The most interesting people I met were the Katrina “refugees.” Not so much the adults but the children. They were regular kids just like me, but no one else saw them as normal. To the world, we all were outcasts, me for living homeless, them for being refugees. Every day they woke up remembering everything they lost, including people they cared about. I saw the girls cry. I saw the boys cry.
“It just feels so bad,” Cornell said. He was my age but his physique far bigger. Whatever they fed to those kids down in Louisiana to get them so big, I wanted some. “One minute everything’s fine, the next everything’s gone. They’re calling us refugees like we’re AIDS babies from Africa. Or like were from Pakistan or wherever the Middle East is. I’m American!”
“Yeah, me too,” I said.
“My friends died in those waters, man. I lost everything. I don’t deserve this, bro. I didn’t do anything wrong.”

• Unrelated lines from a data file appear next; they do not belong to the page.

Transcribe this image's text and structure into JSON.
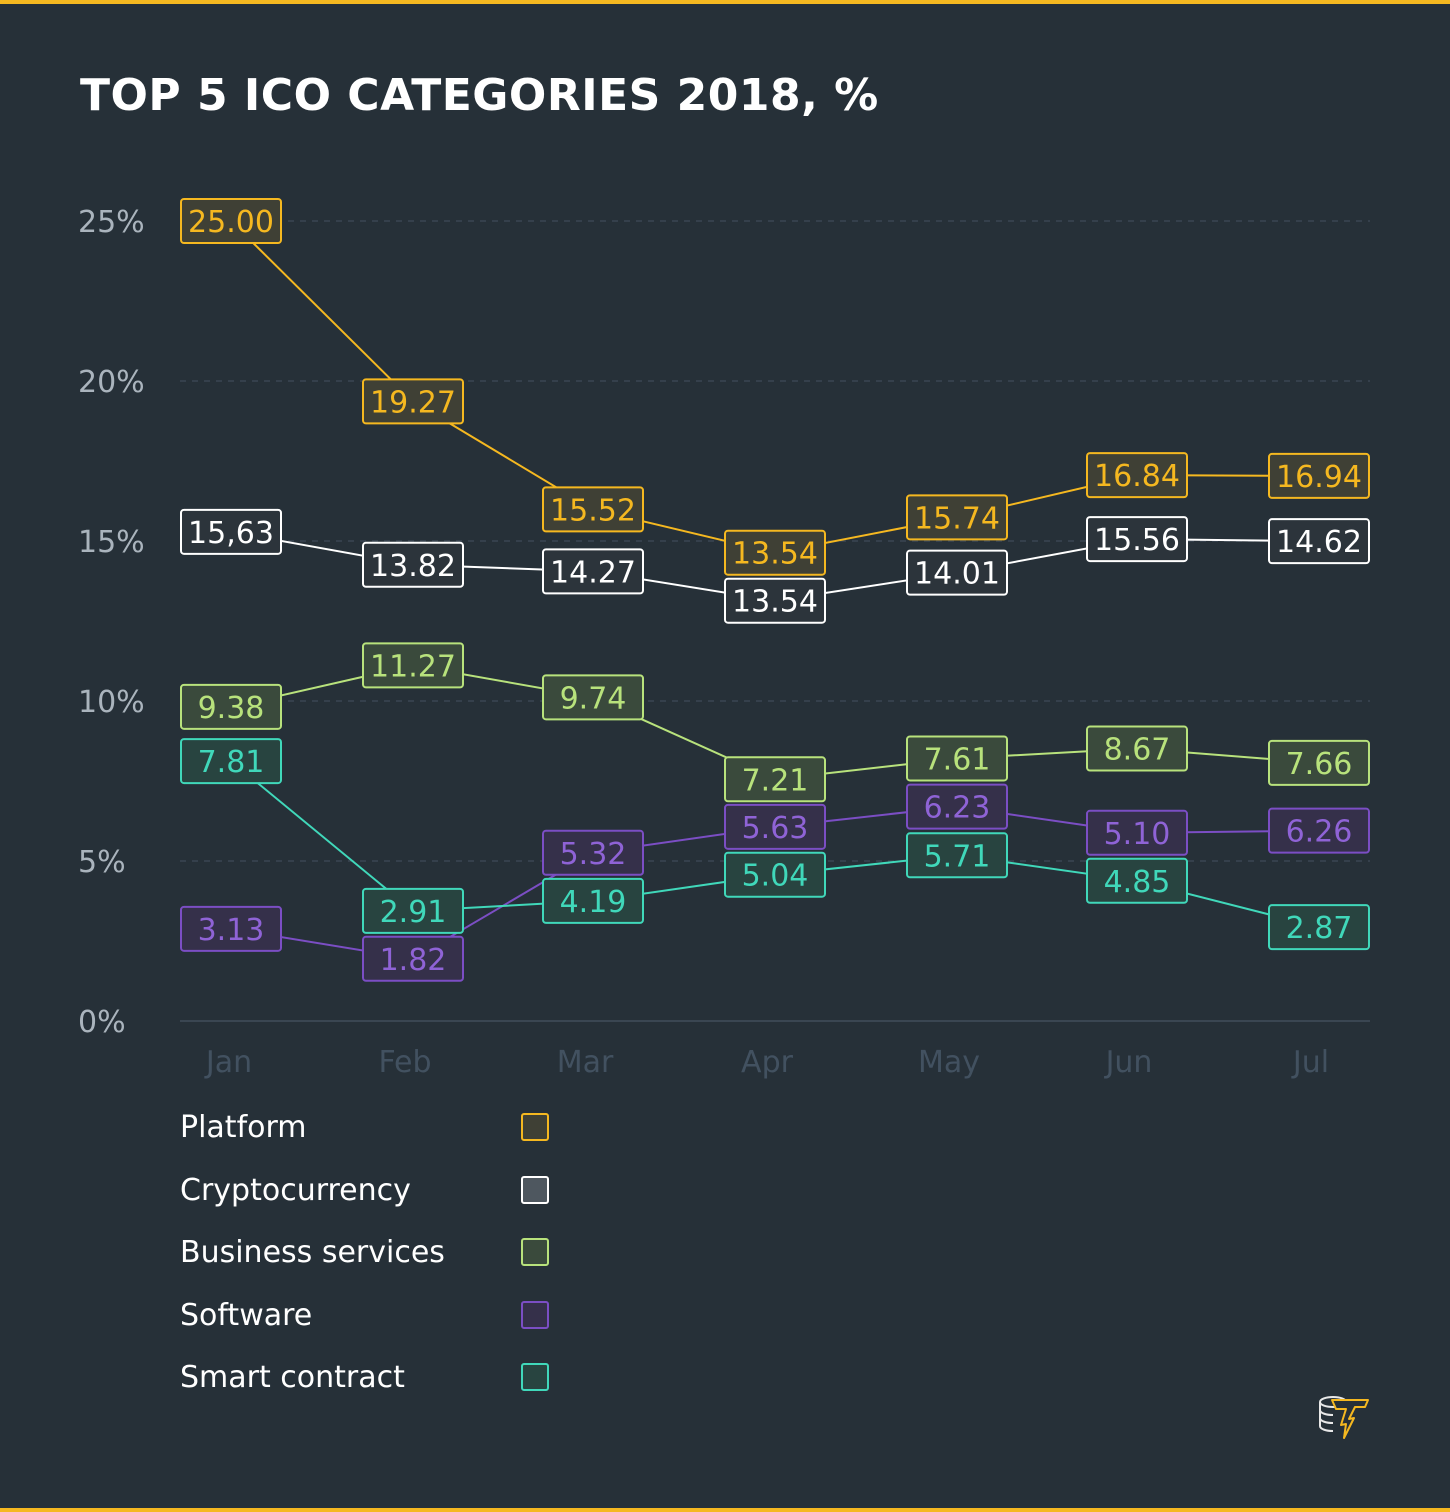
{
  "title": "TOP 5 ICO CATEGORIES 2018, %",
  "chart_data": {
    "type": "line",
    "title": "TOP 5 ICO CATEGORIES 2018, %",
    "categories": [
      "Jan",
      "Feb",
      "Mar",
      "Apr",
      "May",
      "Jun",
      "Jul"
    ],
    "yticks": [
      "0%",
      "5%",
      "10%",
      "15%",
      "20%",
      "25%"
    ],
    "ylim": [
      0,
      25
    ],
    "grid": true,
    "legend_position": "bottom-left",
    "series": [
      {
        "name": "Platform",
        "color": "#f5b820",
        "fill": "#3f4035",
        "values": [
          25.0,
          19.27,
          15.52,
          13.54,
          15.74,
          16.84,
          16.94
        ],
        "labels": [
          "25.00",
          "19.27",
          "15.52",
          "13.54",
          "15.74",
          "16.84",
          "16.94"
        ]
      },
      {
        "name": "Cryptocurrency",
        "color": "#ffffff",
        "fill": "#2c343b",
        "values": [
          15.63,
          13.82,
          14.27,
          13.54,
          14.01,
          15.56,
          14.62
        ],
        "labels": [
          "15,63",
          "13.82",
          "14.27",
          "13.54",
          "14.01",
          "15.56",
          "14.62"
        ]
      },
      {
        "name": "Business services",
        "color": "#b8e27c",
        "fill": "#3a4a3c",
        "values": [
          9.38,
          11.27,
          9.74,
          7.21,
          7.61,
          8.67,
          7.66
        ],
        "labels": [
          "9.38",
          "11.27",
          "9.74",
          "7.21",
          "7.61",
          "8.67",
          "7.66"
        ]
      },
      {
        "name": "Software",
        "color": "#7b4ec4",
        "text": "#8f63d6",
        "fill": "#35304a",
        "values": [
          3.13,
          1.82,
          5.32,
          5.63,
          6.23,
          5.1,
          6.26
        ],
        "labels": [
          "3.13",
          "1.82",
          "5.32",
          "5.63",
          "6.23",
          "5.10",
          "6.26"
        ]
      },
      {
        "name": "Smart contract",
        "color": "#40d8ba",
        "fill": "#284440",
        "values": [
          7.81,
          2.91,
          4.19,
          5.04,
          5.71,
          4.85,
          2.87
        ],
        "labels": [
          "7.81",
          "2.91",
          "4.19",
          "5.04",
          "5.71",
          "4.85",
          "2.87"
        ]
      }
    ]
  }
}
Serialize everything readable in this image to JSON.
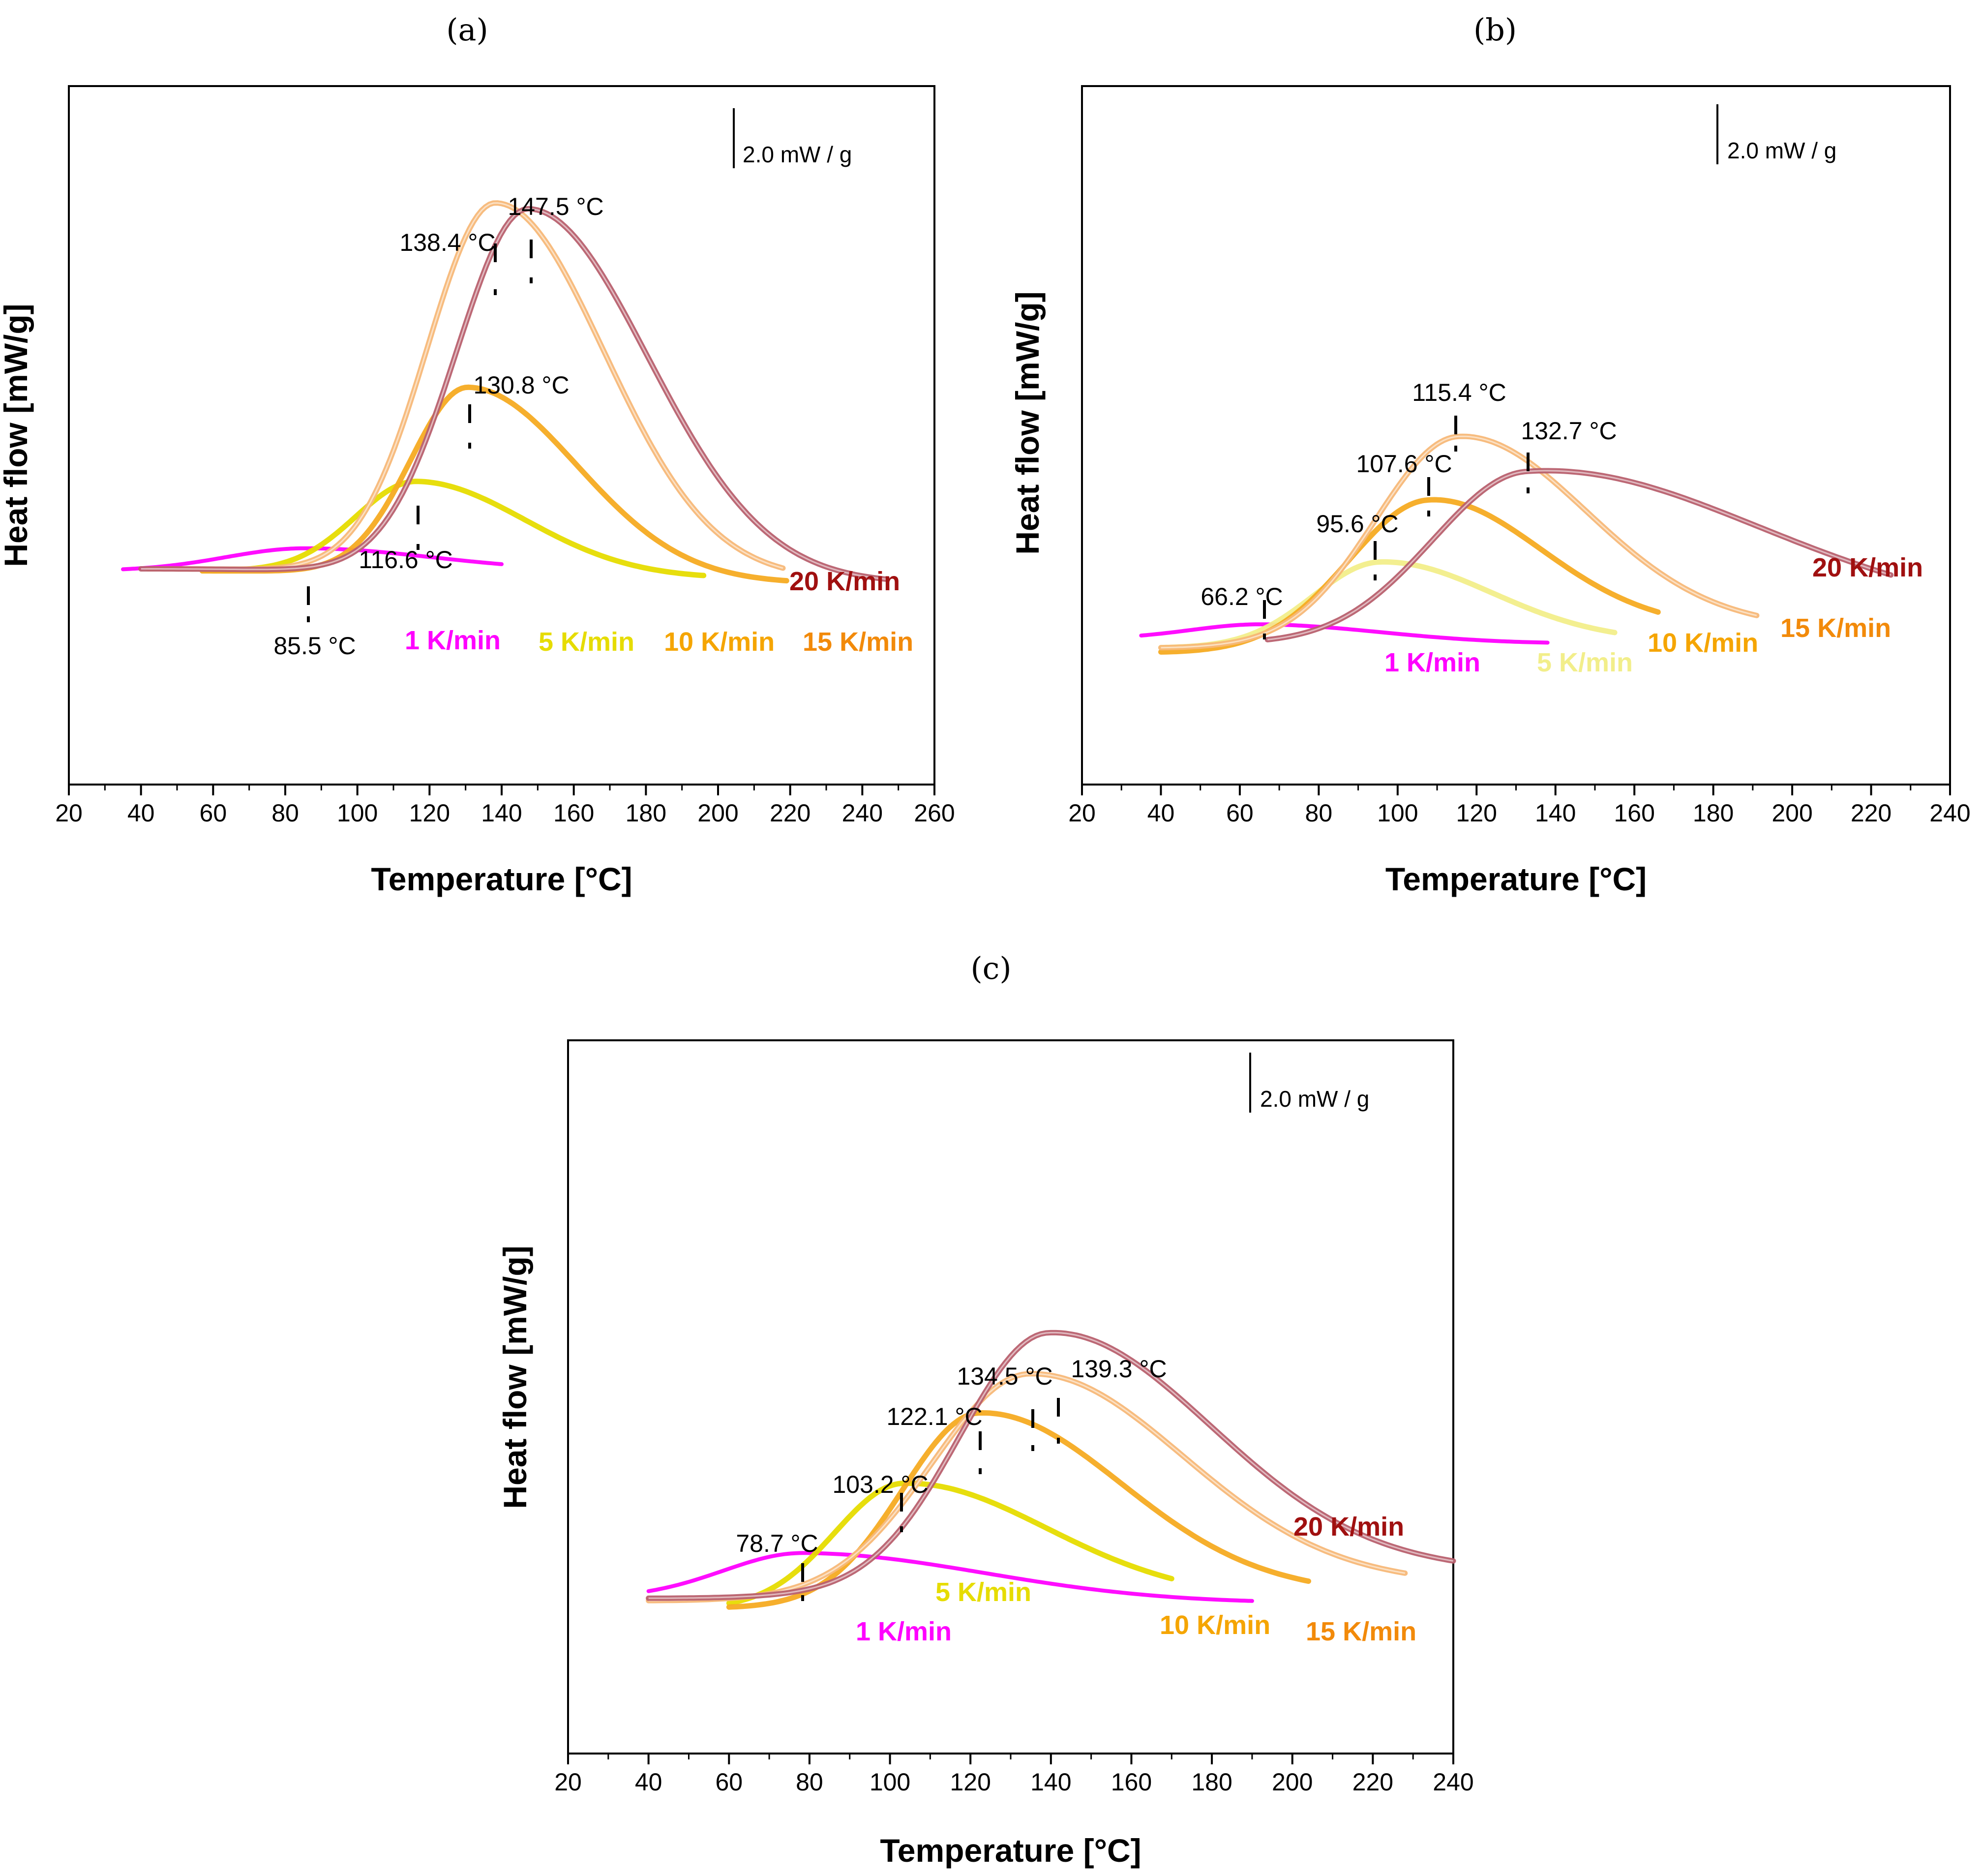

–My Way Home: Growing Up Homeless in America by Michael Gaulden
From the preface:
This memoir covers the latter part of my homeless journey, ranging from age fourteen to seventeen, predominately my high school years. The horror of my homelessness is what I call it. Allow me to take you down my path and to walk in my footsteps along my own hellacious underground railroad. If you are reading this in the midst of your own overwhelmingly challenging journey, it is you for whom I write….It is you whom I urge not to quit. I know your pain and through my pain, I wish to give you strength. For everyone else reading this, please understand my story is only one of millions of other homeless people.